You should give that grinding handle a few cranks (carefully) and see where you go...
Often, one is left to their imagination. No, not a crazy stupid imagination; a logical one. Basically, where has this mill been? Who used it last? Or even more cool, who used it
first? (Think about that for a minute when you pick up a mill that was crafted in 1872.) How many owners did it have? What happened to the flathead screw? Where did that huge scratch come from?
Of course, before one can know some of the history of the mill, they have to know some of the identity of the mill. Looking at it from through the eyes of a novice collector, they are the ultimate puzzle. Sometimes, they equal the puzzle you would buy for a toddler. (You know the kind: "Hey, Jimmy, it's a puzzle of a cow. It has five pieces! Think we can handle it?!") For example, if you're lucky, there might be a label on it that says "Sun No. 109". Wow, that's easy. It is the Sun Novelty Works Mill No. 109. Hardly a cerebral challenge.
On the other hand, sometimes, its like those damned puzzles where all the pieces are the
same shape and have printing on
both sides. On a mill, the label may be long gone and you find yourself with a ruler taking measurements, looking at the details on the ornate cast iron lid and comparing the shape of the knob on the mill with line drawings in the
MacMillan Index. Of course, you may never confirm anything. Its true identity could remain a mystery. If you never solve it, so be it. Life goes on. If nothing else, they look neat in your kitchen and make you look sophisticated. (On the other hand, you might look like a total idiot when you tell people it cost 150 bucks and you don't use it.)
What is the future of coffee? Right now, it is kind of bleak I'm afraid. A lot of bad things are happening in the world of coffee, but most people are oblivious to it. Precious bird habitat is being destroyed at an astounding rate for beans that suck. Corporate thugs make huge bucks by playing on the ignorance of the consumer while simultaneously selling them stale sludge. Yes, there are
people out there making a
solid effort to inform more people about coffee, but we need more people to be less ignorant quickly. There has been a resurgence in the past years for better coffee. It turns out, believe it or not, that the good coffee we want to drink today is what everybody was drinking 100 years ago.
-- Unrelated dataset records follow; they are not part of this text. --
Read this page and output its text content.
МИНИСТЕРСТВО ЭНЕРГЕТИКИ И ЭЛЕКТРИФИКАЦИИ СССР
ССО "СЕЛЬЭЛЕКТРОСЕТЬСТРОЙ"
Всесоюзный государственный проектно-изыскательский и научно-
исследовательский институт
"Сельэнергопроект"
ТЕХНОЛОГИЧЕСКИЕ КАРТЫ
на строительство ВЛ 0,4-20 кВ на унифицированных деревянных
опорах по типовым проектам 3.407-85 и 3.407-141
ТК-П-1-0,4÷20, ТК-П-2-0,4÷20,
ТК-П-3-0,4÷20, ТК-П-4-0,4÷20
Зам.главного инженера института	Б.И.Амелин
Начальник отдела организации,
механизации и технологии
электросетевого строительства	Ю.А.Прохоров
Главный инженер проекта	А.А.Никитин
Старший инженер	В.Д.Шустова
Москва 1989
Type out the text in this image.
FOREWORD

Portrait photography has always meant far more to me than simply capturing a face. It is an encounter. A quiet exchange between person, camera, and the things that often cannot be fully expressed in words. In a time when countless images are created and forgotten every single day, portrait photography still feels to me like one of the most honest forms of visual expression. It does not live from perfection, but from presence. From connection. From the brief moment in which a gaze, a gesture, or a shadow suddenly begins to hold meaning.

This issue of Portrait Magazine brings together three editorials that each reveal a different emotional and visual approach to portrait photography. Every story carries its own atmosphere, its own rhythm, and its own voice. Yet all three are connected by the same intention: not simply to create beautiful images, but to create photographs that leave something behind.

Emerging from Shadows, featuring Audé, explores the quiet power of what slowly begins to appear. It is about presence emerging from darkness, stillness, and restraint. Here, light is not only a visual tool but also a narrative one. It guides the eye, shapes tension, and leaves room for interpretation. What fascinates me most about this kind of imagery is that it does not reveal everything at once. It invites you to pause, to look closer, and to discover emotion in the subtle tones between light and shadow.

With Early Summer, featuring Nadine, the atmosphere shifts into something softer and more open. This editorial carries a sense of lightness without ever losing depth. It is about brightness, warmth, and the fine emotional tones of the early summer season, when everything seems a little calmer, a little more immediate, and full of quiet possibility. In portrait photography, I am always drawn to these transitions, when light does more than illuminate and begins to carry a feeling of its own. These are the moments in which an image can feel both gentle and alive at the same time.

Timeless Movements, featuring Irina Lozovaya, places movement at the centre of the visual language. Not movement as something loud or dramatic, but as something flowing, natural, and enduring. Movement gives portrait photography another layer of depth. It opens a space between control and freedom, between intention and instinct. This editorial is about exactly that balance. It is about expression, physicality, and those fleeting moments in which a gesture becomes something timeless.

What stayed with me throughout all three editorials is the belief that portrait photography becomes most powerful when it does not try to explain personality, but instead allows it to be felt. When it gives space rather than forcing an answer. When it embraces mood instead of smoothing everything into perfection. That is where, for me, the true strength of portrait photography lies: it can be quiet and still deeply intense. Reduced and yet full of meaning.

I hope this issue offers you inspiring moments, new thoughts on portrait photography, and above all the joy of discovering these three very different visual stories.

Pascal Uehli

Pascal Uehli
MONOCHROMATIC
That brings me full circle. If I put good fresh roasted coffee beans in my mill and crank it, I am doing
exactly what that unknown person was doing a century ago (or more!). I am hoping for a good cup of joe. So where they. They likely had a home that they enjoyed and needed to attend to. So do I. They had a job so they could pay their bills. I do, so I can, as well. Depending on the mill, over 100 years could separate me from it's first owner.
But, if you think about it, in a weird sort of way, the
only thing that separates us is...well, a hundred years...plus or minus a decade.....
A hundred years? That's nothing if you have a good handle on your time machine.